Do you ignore restart warnings after kernel updates?
Do you actually actively maintain it or you just semi abandon it to let it keep going?
What are the OS of those servers?
These days I'd much rather have my VMs rebuilt nightly than chase a long uptime badge of honour.
They were powered down and scrapped when the datacenter was shutdown.
If it's unfathomable to run your application compiled today on a OS build from today and an OS build from eight years ago, you can't approach eight years of uptime.
I've run systems with an expectation that they'll hit 1000 day uptimes, and some hit 1500, IIRC, but I don't remember any 2000s. Most of this is on FreeBSD, partially because that's what we ran at my major employers, but also where I've seen Linux, there tends to be much more churn and it's hard to run the same application on three year old Linux and current Linux, so the bias is to roll everything forward with more force.

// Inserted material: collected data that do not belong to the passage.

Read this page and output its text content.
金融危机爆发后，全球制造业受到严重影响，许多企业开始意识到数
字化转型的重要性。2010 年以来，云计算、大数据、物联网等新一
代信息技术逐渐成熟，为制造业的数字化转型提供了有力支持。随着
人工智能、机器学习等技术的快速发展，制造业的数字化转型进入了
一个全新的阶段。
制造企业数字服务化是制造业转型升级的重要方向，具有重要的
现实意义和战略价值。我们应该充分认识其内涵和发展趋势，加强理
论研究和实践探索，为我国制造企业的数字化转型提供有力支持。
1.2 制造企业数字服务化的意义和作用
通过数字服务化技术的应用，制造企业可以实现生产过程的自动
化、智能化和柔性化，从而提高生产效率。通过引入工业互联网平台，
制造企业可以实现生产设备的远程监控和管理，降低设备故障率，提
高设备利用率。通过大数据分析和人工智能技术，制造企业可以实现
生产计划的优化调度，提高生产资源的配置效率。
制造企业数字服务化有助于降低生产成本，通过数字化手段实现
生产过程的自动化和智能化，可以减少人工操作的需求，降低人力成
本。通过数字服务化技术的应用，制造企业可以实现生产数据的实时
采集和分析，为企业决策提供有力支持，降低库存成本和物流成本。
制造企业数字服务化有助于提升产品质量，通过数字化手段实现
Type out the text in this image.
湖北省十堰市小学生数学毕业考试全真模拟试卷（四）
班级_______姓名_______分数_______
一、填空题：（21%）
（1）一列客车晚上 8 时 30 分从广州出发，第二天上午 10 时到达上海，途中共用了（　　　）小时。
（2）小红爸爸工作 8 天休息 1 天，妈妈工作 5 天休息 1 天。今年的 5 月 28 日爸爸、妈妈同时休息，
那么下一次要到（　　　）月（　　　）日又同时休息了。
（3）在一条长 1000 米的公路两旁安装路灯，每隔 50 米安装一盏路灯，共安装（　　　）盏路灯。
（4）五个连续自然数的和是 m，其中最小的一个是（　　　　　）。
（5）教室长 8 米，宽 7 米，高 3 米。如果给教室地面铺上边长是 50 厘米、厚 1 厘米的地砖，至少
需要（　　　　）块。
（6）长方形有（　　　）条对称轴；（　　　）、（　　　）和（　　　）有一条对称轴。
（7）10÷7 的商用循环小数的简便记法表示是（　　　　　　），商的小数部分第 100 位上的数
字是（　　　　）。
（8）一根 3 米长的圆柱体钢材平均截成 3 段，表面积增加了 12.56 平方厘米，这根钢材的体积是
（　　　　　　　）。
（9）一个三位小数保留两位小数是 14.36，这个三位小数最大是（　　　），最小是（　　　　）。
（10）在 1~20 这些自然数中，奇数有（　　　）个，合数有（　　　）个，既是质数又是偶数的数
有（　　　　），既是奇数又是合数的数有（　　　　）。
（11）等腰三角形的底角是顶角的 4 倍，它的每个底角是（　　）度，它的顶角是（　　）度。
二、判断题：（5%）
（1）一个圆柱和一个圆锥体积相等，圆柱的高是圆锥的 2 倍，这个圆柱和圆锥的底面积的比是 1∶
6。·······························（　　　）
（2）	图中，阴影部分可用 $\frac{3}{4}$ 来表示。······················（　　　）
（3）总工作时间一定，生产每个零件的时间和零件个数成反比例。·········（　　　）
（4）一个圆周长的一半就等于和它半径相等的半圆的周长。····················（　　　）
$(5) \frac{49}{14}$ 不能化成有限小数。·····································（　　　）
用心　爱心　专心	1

> What are your tips to keep a server running for a very long time?
Quality components, solid utility power, proper design and maintenance of backup power. But you also need to be ready for failures; automatic transfer switches fail, individual server power supplies fail, etc. Don't let rebooting be a common troubleshooting step; which means investigating problems even if reboot fixes them.
Try to reduce dependencies, and choose dependencies with long term stability. If many of your dependencies have frequent large updates and so do their dependencies, you're stuck integrating that and you don't have a stable base.
> Do you ignore restart warnings after kernel updates?
I would rarely install a kernel update if I don't intend to reboot to load it. All kernel updates (whether from upstream or internal changes) need to be considered for all machines, but at least for me the decision was more often 'that's not needed for these servers at this time' or 'we'll need to reboot all of this kind of server to get this update (maybe asap, maybe in the next month)' and it was very rare to get to 'let's install this and they'll get it when they get it'. There's certainly a class of issues where a fix would be nice, but there's no urgency, but I found it rare; and it's also kind of weird when you update and only see the results months later. But for a big fleet upgrade, sometimes it makes sense to do a wide installation and a couple machines might reboot for other reasons before they get their sequential update.
> Do you actually actively maintain it or you just semi abandon it to let it keep going?
It's active maintenance; but when you consider updates and decide not to do almost all of them, that might look like abandonment.
> What are the OS of those servers?
As mentioned, FreeBSD.
What’s really impressive is low MTTR.